Dove Men+Care Unveils Sportcare Campaign With Three Athletes

Dove Men+Care is promoting its new Sportcare range with a campaign featuring Chris Paul, Sean Williams and Alvin Suarez — but they're not the men you think.
The brand launched its sports line of body and face wash, shampoo and conditioner, dry spray and deodorant and tapped three men who share names with popular athletes to front the ad campaign. But these men are far from average joes. Dove partnered with ESPN’s Kevin Negandhi to help tell each athlete’s story on Tuesday.
“You look at stuff and say, 'Where can I identify?' and for me I could immediately identify with this,” said Negandhi. Like these three men, Negandhi is a father and he said that he could relate more to the men featured in the campaign than with the athletes he reports on every day.
Paul, a Marine Corps veteran and real estate agent, turned to fitness to enhance his life and keep up with his family. He is a father of seven and joked that he will be “deep into senior citizenship” when his youngest son graduates from high school. This motivated him to be more active in his everyday life.
“I owe it to my son, my family, my wife, and then also just about good living, eating healthy and being fit,” Paul said.
Suarez grew up visually impaired, but did not let that stop his competitive spirit that grew through Goalball, a sport for the visually impaired that requires ear-hand coordination. He balances his “boring office day job” with an active life and his legally blind Latin band. His twin daughters are his motivation and he explores his passions “to represent myself for my daughters."
“I want them to grow up and be the strongest women they can be,” he said. “I want to raise my young girls to not only be strong and empowered for their communities that they’re going to represent, but also want them to know women have choices.”
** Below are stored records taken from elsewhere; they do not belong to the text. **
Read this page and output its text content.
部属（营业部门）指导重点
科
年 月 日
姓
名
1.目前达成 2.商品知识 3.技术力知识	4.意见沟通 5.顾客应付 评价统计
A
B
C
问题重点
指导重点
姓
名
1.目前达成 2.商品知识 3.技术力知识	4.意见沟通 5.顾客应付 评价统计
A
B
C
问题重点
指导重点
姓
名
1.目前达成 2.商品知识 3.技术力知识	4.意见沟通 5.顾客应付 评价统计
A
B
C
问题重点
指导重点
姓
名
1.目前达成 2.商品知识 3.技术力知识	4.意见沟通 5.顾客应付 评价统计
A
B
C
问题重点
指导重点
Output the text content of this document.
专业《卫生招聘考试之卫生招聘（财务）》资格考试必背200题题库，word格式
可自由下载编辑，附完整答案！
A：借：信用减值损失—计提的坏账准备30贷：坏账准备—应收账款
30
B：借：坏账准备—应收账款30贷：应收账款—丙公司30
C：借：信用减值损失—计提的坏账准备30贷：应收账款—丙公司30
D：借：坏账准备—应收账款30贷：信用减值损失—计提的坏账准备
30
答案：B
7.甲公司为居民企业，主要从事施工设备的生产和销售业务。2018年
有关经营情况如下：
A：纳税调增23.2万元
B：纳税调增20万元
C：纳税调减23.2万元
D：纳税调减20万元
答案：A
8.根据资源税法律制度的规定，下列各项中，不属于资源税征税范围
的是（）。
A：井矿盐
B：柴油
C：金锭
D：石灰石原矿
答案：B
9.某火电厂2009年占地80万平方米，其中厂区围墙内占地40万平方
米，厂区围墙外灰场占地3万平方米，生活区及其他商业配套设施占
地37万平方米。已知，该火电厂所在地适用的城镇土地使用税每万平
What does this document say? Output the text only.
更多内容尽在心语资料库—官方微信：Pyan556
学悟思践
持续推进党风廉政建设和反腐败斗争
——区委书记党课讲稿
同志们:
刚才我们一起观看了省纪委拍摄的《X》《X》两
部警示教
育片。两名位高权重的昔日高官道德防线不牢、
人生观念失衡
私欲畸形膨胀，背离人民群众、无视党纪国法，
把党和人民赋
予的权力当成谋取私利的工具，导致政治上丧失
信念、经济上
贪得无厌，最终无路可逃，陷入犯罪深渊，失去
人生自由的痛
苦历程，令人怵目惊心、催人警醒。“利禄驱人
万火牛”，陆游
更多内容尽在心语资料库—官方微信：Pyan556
Williams was an athlete in his youth, but after graduating college, found himself sitting behind the desk too often. He is a creative director for a retail company on Long Island and became a volunteer firefighter in order to not get complacent at his job. He also started The Dad Gang to remove the negative stigmas and stereotypes around black fathers. Like Paul and Suarez, Williams was motivated by his children to be more active.
“My alarm clocks wake me up — which is my two children, and they get up pretty early,” he said. “I actually started volunteering when I became a dad for the second time, because I spent 10 years behind the computer. I wasn’t very active, but when my kids came I wanted them to see me do more than just sit behind the desk. I wanted to give to the community, I wanted to find some balance.”
In regards to sharing names with popular athletes, Suarez said he grew prouder seeing baseball and soccer players with his last name, and Paul said, “I get it all the time. I joke about it, but it’s a positive association.”
The three men first met at the campaign shoot in July and quickly formed a bond through their active lives and fatherhood. When Negandhi met the trio over dinner this week, they all immediately clicked and the laughs continued on Tuesday. Suarez shared that his daughters steal his shampoo, which the other men laughed at heartily, and Negandhi and Williams joked about the lack of skin care, hair care and fragrance products for men. “It’s not always musk,” Williams said.
They’re also excited to be breaking the stereotypes of what it means to be a man and an athlete. “Hygiene should be at the top of the list of what a man is. To have a fragrance aligned with masculinity is really important and it’s definitely changing the definition of what is a man’s man,” said Williams.
Suarez added, “There are stereotypes of what a man is supposed to be, there are stereotypes of what a great athlete is. We’re all great athletes here. We’re not going to be on any kind of record book, we’re not going to be on a Wheaties box but our faces will be part of something really genuine.”
Paul reeled everyone in with a personal story about when he felt he failed as a man. “The whole notion of manhood is most acute when I look backwards and realize I failed. Like I wasn’t there for an event or I had my wife just change a few too many diapers.
“I grew up in a very working-class family and raised to have a brutal work ethic, and I think some ways that served me well. But when I was self-employed, I remember calling home and I said I put in a 15-hour day today and he said, 'Good for you.' And that was one of those wake-up calls for that wasn’t too good for everybody else in my family.”
He continued about the cost of losing time with loved ones and losing touch with friends and family and your children “barely know who you are.”
“You go to pick them up to soothe them when they’re crying and they cry harder. Part of my journey is this pretty hard pivot I’ve had to take in my mind where I cannot just be passive about my friendships with people and my connectedness,” he said.